Chapter 2 Data sources

2.1 Background

After several times of brainstorming, our group found all three of us interested in food security and healthy diet. Ellen found a website called Open Food Facts - Word, which provides free open database of food products with ingredients, allergens, nutrition facts and all the tidbits of information we can find on product labels. With rich content we can obtain, we reached a consensus of working on the final project related to FOODS.

One thing to be noted about the website is that: all data are contributed by the public:

“Open Food Facts is a food products database made by everyone, for everyone. You can use it to make better food choices, and as it is open data, anyone can re-use it for any purpose.” (Quoted)

2.2 About the Dataset

The original thought was to scrape all items on this website until we found the dataset is available on this link https://world.openfoodfacts.org/data.

The dataset contains 163 variables(features) and 356,001 records, Basically we can divide those variables into the following fields:

2.2.1 General information

Including information that uniquely identify the products. Those information include product code, url, etc.

code url creator creator_t creator_datetime
last_modified_t last_modified_datetime product_name generic_name quantity

2.2.2 Tags

This part contains tags information that tell us about things, for example, where the product is from? What is its brands? Where it is sold to?

packaging packaging_tags brands brands_tags categories categories_tags
categories_fr origins origins_tags manufacturing_places manufacturing_places_tags labels
labels_tags labels_fr emb_codes emb_codes_tags first_packaging_code_geo cities
cities_tags purchase_places stores countries countries_tags countries_fr

2.2.3 Ingredients

As the name suggests, it contains ingredients of the product.

ingredients_text traces traces_tags

2.2.4 nutrition facts

Also as the name suggests, it contains the nutrition facts that is visible almost in any food products. One thing need to be noted in this part, all variables in this part are with a suffix of "_100g" which means the amount of nutriment for 100g or 100ml of product.

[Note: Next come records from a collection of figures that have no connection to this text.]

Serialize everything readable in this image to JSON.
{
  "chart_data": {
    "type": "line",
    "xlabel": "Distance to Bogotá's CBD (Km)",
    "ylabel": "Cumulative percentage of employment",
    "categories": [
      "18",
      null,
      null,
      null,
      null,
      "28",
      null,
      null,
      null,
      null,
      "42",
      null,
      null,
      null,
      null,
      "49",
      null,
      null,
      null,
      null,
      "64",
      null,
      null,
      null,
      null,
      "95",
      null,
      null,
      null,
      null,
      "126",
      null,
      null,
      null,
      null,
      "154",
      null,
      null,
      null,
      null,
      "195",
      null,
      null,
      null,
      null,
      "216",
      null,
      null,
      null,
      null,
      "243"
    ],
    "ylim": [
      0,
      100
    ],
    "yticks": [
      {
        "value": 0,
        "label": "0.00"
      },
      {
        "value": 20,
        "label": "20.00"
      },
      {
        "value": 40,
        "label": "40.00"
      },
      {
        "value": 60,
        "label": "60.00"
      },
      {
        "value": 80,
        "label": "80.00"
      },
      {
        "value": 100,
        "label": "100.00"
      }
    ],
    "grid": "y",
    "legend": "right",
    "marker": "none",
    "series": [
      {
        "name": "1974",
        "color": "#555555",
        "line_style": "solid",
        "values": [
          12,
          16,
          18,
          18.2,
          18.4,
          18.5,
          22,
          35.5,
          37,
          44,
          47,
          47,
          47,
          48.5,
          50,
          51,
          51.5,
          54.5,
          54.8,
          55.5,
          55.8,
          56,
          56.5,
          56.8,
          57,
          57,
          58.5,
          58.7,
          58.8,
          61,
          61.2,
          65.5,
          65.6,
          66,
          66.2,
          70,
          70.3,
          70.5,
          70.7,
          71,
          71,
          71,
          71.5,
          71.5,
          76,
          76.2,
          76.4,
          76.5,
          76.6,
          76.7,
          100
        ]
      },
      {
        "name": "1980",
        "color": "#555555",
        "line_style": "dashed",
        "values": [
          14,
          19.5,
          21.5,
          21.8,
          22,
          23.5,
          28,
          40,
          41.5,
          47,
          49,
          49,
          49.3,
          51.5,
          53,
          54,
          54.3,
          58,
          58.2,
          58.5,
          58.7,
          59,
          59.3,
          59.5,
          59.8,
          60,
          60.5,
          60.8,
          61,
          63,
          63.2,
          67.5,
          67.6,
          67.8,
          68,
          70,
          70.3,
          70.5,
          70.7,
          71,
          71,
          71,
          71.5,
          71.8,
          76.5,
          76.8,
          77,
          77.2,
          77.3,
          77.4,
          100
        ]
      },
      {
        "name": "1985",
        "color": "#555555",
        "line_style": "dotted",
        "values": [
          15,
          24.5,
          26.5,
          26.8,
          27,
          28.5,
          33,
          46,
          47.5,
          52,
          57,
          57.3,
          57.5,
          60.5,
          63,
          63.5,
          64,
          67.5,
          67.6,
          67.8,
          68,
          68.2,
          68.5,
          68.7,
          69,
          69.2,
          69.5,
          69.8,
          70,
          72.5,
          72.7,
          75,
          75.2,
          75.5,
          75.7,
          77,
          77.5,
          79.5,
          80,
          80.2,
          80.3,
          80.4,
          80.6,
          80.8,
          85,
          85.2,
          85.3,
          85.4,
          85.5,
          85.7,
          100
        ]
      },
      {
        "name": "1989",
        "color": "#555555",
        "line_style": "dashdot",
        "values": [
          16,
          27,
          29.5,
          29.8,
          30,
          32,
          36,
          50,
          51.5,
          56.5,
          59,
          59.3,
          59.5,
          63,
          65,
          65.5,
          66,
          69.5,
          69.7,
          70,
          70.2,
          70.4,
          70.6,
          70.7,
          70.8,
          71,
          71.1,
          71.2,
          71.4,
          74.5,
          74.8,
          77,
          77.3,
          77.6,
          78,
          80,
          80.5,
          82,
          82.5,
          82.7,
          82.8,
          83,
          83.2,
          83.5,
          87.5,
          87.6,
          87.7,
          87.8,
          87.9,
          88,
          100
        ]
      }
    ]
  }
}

Because there are too many variables in this part, so, I just list few of which.

energy_100g energy-kj_100g energy-kcal_100g proteins_100g

2.2.4.1 Others

There is no general fields for variables in this part.

serving_size no_nutriments additives_n additives
additives_tags ingredients_from_palm_oil_n ingredients_from_palm_oil ingredients_from_palm_oil_tags
ingredients_that_may_be_from_palm_oil_n ingredients_that_may_be_from_palm_oil ingredients_that_may_be_from_palm_oil_tags nutrition_grade_fr
main_category main_category_fr image_url image_small_url

2.3 Observation

Due to the large amount of variables that can be observed from this dataset, we hope by some means we can eliminate part of the variables. Luckily, one observation that can be generated from this dataset is that we found that there are a lot of duplicate variables that end with a certain suffix like brands and brands-tag. They basically describe the same information but with different recording methods. For example in brands an item is “Bob’s Red Mill”, while in brands-tag that item becomes “bob-s-red-mill”. That situation happens to most of the variables with suffix like _tag, _fr, _t, _date,… Some may even use different measurements like energy_100g, energy-kj_100g and energy-kcal_100g. If we just ignore it, that will undoubtedly add to our burden when processing the data.

Therefore, when we choose variables, we avoid choosing ones with those suffixes.